Metadata-Version: 2.1
Name: evaengine
Version: 0.1.2
Summary: A powerful tweet evaluation engine using advanced LLM models
Home-page: https://github.com/chromindscan/eva-ui
Author: Chromia
Author-email: prem.kumar@chromaway.com
Project-URL: Documentation, https://api.evaengine.ai/docs
Classifier: Programming Language :: Python :: 3
Classifier: License :: OSI Approved :: MIT License
Classifier: Operating System :: OS Independent
Requires-Python: >=3.7
Description-Content-Type: text/markdown
License-File: LICENSE
Requires-Dist: pydantic>=2.0.0
Requires-Dist: aiohttp>=3.8.0
Requires-Dist: python-dotenv>=0.19.0
Provides-Extra: dev
Requires-Dist: pytest>=7.0.0; extra == "dev"
Requires-Dist: pytest-asyncio>=0.21.0; extra == "dev"
Requires-Dist: pytest-cov>=4.1.0; extra == "dev"
Requires-Dist: black>=23.0.0; extra == "dev"
Requires-Dist: isort>=5.12.0; extra == "dev"
Requires-Dist: mypy>=1.0.0; extra == "dev"

# EvaEngine SDK
[![Python 3.7+](https://img.shields.io/badge/python-3.7+-blue.svg)](https://www.python.org/downloads/)
[![PyPI version](https://badge.fury.io/py/evaengine.svg)](https://badge.fury.io/py/evaengine)

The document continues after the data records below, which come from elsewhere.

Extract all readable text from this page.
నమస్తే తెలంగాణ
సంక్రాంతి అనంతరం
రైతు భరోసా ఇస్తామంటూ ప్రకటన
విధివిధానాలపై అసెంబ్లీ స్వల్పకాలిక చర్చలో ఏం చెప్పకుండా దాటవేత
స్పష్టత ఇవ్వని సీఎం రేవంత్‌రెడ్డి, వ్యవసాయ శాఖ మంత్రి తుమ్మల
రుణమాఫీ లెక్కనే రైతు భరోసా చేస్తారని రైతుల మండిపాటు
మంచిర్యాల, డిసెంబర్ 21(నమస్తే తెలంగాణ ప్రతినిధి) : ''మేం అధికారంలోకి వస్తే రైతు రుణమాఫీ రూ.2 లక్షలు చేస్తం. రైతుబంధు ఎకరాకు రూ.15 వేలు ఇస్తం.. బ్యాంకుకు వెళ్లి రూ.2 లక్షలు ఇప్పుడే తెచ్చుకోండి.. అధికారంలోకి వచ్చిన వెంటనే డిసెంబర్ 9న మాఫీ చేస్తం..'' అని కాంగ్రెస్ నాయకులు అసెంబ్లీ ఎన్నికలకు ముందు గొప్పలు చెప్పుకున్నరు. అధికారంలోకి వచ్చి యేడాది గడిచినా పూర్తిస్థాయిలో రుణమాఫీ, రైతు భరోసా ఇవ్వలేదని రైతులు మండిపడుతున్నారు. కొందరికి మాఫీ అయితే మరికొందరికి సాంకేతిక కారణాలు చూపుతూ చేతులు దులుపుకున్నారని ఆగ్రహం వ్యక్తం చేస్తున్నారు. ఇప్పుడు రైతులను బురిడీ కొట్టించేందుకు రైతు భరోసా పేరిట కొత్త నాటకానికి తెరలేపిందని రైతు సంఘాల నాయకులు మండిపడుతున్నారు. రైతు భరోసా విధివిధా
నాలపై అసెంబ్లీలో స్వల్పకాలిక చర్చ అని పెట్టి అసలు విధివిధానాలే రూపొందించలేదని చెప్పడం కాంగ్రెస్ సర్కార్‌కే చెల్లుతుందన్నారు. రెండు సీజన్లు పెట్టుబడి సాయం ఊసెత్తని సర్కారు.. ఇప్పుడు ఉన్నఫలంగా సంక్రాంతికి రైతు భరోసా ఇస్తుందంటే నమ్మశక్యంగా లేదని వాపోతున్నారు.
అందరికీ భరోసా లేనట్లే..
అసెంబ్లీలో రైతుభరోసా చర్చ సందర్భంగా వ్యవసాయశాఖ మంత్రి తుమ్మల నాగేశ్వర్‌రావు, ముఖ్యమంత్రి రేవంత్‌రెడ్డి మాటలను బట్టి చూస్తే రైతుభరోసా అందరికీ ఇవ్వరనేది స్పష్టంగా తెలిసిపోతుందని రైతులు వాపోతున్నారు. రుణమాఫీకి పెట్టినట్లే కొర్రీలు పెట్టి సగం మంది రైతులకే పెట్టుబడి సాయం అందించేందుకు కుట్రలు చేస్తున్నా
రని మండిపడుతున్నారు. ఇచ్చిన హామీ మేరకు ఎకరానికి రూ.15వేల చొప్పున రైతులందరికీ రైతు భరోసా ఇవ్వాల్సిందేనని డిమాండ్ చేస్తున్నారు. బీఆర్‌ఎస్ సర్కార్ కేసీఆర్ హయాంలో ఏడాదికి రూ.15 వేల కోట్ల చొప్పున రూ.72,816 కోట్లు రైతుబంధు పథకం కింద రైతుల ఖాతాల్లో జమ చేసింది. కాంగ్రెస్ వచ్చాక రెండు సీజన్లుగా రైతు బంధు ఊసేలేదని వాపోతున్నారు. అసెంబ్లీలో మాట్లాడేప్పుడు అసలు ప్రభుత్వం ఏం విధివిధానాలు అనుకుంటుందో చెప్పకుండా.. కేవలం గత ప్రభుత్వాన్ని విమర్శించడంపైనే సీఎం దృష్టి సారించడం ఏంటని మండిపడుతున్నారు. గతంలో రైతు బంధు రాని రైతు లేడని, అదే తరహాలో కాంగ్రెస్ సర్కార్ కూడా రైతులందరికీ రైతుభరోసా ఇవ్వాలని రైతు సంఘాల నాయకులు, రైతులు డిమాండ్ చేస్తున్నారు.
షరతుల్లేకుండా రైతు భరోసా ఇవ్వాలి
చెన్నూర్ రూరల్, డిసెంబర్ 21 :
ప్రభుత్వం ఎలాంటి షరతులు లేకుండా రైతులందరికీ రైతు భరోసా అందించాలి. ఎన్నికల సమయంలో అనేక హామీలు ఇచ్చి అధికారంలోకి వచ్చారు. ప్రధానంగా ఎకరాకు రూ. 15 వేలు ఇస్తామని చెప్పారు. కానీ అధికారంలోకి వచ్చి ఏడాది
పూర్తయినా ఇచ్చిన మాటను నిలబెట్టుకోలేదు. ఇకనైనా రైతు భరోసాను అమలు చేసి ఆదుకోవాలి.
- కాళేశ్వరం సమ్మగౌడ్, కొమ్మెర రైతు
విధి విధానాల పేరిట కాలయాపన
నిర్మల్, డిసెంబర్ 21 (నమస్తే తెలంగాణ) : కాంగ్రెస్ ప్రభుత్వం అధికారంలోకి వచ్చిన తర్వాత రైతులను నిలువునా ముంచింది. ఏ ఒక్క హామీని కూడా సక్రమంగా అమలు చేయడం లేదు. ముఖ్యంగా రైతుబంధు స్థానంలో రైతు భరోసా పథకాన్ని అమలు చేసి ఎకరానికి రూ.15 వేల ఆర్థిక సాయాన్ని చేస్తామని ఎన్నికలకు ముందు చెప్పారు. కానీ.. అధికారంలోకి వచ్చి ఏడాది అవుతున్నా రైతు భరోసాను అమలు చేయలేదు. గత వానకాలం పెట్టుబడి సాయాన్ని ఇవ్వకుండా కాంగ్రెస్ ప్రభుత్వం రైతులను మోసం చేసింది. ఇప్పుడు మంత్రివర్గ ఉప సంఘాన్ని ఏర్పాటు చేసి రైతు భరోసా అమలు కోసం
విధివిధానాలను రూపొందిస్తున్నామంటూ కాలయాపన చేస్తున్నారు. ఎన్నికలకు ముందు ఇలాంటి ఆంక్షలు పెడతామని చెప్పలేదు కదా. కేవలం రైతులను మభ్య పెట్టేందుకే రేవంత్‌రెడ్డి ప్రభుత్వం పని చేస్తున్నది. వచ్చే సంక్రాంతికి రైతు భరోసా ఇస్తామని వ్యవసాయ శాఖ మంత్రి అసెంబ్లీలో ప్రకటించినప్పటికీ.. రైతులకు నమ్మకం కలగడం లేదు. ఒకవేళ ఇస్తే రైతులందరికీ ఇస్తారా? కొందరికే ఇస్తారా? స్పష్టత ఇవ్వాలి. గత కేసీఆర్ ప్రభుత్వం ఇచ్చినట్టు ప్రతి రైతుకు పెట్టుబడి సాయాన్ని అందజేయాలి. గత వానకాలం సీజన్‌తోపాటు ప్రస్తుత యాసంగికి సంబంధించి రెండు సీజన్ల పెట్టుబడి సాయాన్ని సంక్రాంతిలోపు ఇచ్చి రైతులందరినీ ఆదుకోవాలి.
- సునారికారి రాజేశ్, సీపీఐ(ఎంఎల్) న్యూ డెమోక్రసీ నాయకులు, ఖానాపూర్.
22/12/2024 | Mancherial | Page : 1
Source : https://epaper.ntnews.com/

A Python SDK for evaluating and generating tweet responses using EvaEngine's AI-powered API. This SDK provides easy access to tweet evaluation metrics, virtual scoring, and AI-generated response suggestions.

## Features

- 🔍 Comprehensive tweet evaluation
- 🎯 Virtual scoring system
- 💡 AI-powered response suggestions
- 📊 Detailed scoring metrics
- ⚡ Async/await support
- 🔒 Type-safe with Pydantic models

## Installation

```bash
pip install evaengine
```

## Quick Start

```python
import asyncio
from evaengine import EvaEngine

async def main():
    # Initialize with your API key
    engine = EvaEngine(api_key="your-api-key")
    
    async with engine:
        # Evaluate a tweet response
        result = await engine.evaluate_tweet(
            input_tweet="What's your favorite programming language?",
            output_tweet="Python is amazing for its simplicity and readability!"
        )
        
        print(f"Final Score: {result.final_score}")
        print(f"Truth Score: {result.truth.score}")
        print(f"Truth Rationale: {result.truth.rationale}")

if __name__ == "__main__":
    asyncio.run(main())
```

## API Reference

### Initialize Client

```python
from evaengine import EvaEngine

# Using API key directly
engine = EvaEngine(api_key="your-api-key")

# Using environment variable
from dotenv import load_dotenv
import os

load_dotenv()
engine = EvaEngine(api_key=os.getenv("X_API_KEY"))
```

### Evaluate Tweet

Evaluate a tweet response against an original tweet:

```python
result = await engine.evaluate_tweet(
    input_tweet="What's your favorite programming language?",
    output_tweet="Python is amazing for its simplicity and readability!"
)

print(f"Final Score: {result.final_score}")
print(f"Truth Score: {result.truth.score}")
print(f"Accuracy Score: {result.accuracy.score}")
print(f"Creativity Score: {result.creativity.score}")
print(f"Engagement Score: {result.engagement.score}")
```

### Get Historical Scores

Retrieve historical evaluation scores:

```python
scores = await engine.get_scores()
```

### Get AI-Suggested Response

Generate an AI-powered response suggestion:

```python
suggestion = await engine.get_suggested_tweet(
    input_tweet="Just launched my new AI project!"
)
print(f"Suggested Response: {suggestion}")
```


## Environment Variables

You can set your API key using an environment variable:

```bash
# .env file
X_API_KEY=your-api-key
```


## Requirements

- Python 3.7+
- aiohttp>=3.8.0
- pydantic>=2.0.0
- python-dotenv>=0.19.0

## Running Tests

```bash
pip install -r requirements-dev.txt
pytest
```

## Documentation

For more detailed documentation, visit [https://api.evaengine.ai/docs](https://api.evaengine.ai/docs)

## License

MIT License - see LICENSE file for details.